Dabei lässt er seinen Gedanken freien Lauf.
Nach und nach befragt er die älteren Bewohner, die er während seines Tagesablaufs zwischen Einkauf oder Holzmachen trifft, nach der Geschichte des Dorfs. Diese heißen sein Interesse zwar gut, bleiben in ihren Antworten jedoch oft knapp und vage, weichen aus oder schweigen.
Und das Wenige, das er erfährt, wirft nur weitere Fragen auf.
Auch deshalb entdeckt er zunehmend die Literatur für sich. Fast fühlt er sich wie ein Bohemien. Allein, dass er überhaupt liest, lässt ihn für andere schon als ein solcher erscheinen.
Doch seine Bücher sind für ihn vor allem ein Rückzugsort.

Genau wie der Wald wurde das Buch zu einer Zuflucht. In den Wald gehen. Ins Buch.“

Das Lesen hilft jedoch nicht immer gegen den Druck der Natur, die Schwere des Schnees und die dauerhafte Dunkelheit.

Kurzentschlossen zieht er in die weit südlicher gelegene Großstadt, in der eine Freundin aus Schulzeiten wohnt, das Leben pulsiert und die Nacht zum Tag wird. In einem namenlosen Café fühlt er sich „sowas wie geborgen“.
Hier im zweiten Teil des Romans entwickelt sich die Sprache wie auch sein Protagonist. Der Erzählton wird poetischer, urbaner und reflektierter.
Anhand kleiner Gesten enttarnt Mattias Timander ganz beiläufig intellektuelle Inszenierungen städtischen Lebens, während sich sein Ich-Erzähler größtenteils offen zu sich selbst und weiter fragend durch seinen neuen Alltag bewegt.
So trägt er während einer Verlagsveranstaltung ein extra dafür besorgtes braunes Cordjackett, „dass sich literarisch geräumig anfühlte.“

Ja, sein Leben „war schon irgendwie anders in der Stadt. Es war nicht wie zu Hause. Es war im Grunde eine ganz andere Sprache, und so hatte ich plötzlich zwei.“

Ist er in der Stadt bei seiner Suche nach Herkunft und Zugehörigkeit — nach einem Zuhause — fündig geworden? Wird er das überhaupt oder muss erst etwas passieren?
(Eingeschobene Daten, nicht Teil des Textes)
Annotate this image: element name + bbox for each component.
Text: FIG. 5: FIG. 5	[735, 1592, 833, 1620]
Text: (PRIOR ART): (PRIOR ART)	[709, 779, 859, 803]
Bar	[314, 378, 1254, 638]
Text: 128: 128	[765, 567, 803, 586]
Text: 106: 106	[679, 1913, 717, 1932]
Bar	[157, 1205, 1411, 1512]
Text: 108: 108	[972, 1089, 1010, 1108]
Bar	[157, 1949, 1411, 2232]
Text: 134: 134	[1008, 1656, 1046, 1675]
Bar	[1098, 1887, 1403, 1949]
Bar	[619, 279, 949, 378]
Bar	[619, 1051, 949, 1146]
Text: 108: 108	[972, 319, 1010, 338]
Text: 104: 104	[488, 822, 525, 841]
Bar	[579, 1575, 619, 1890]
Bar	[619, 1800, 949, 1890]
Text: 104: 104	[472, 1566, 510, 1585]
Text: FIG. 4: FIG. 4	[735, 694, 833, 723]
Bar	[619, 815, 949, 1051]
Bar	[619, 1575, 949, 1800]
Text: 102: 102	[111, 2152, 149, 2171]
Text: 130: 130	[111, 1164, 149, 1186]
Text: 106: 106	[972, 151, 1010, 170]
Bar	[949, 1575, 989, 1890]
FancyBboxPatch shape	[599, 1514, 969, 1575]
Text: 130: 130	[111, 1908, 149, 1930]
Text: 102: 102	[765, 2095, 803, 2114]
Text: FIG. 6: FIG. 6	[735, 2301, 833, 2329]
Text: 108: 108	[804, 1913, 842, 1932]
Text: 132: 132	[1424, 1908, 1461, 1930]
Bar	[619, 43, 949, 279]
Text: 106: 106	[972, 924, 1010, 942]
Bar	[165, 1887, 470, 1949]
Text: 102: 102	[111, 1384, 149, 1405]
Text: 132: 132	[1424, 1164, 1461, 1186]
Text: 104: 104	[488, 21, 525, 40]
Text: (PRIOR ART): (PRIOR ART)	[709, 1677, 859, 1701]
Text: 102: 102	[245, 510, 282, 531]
Für den jungen Mann ist die Suche nach der Geschichte des Dorfs immer auch eine Suche nach der eigenen Familiengeschichte und sich selbst.
Und letzten Endes eine Suche nach Menschsein.

Die Schauplätze seines Romans erschließen sich dem Autor Mattias Timander aus der eigenen Biografie. Er wurde 1998 in Kiruna, in Nordschweden geboren und war nach dem Studium der Literaturwissenschaft in Stockholm zwei Jahre Bürgermeister seines Geburtsortes. Heute lebt und arbeitet er als Kulturjournalist und freier Autor wieder in Stockholm.
Auch seine Familie stammt aus Tornedalen, dieser rauen Gegend im Norden des Bottnischen Meerbusens im schwedisch-finnischen Grenzgebiet. Für Timander ist der Roman „eine fiktionale Auseinandersetzung mit der Geschichte seiner verstorbenen Großeltern und ihrer tornedalischen Herkunft“. Dabei berührt er die Geschichte Fennoskandinaviens ebenso wie er aus heutiger Sicht auf die Stockholmer Literaturszene schaut.
Seinen vom nordschwedischen und tornedalischen Dialekt sowie der Minderheitensprache Meänkieli geprägten Originaltext hat Hanna Granz mit feinem Gespür für die Befindlichkeiten der erzählenden Hauptfigur ins Deutsche übertragen.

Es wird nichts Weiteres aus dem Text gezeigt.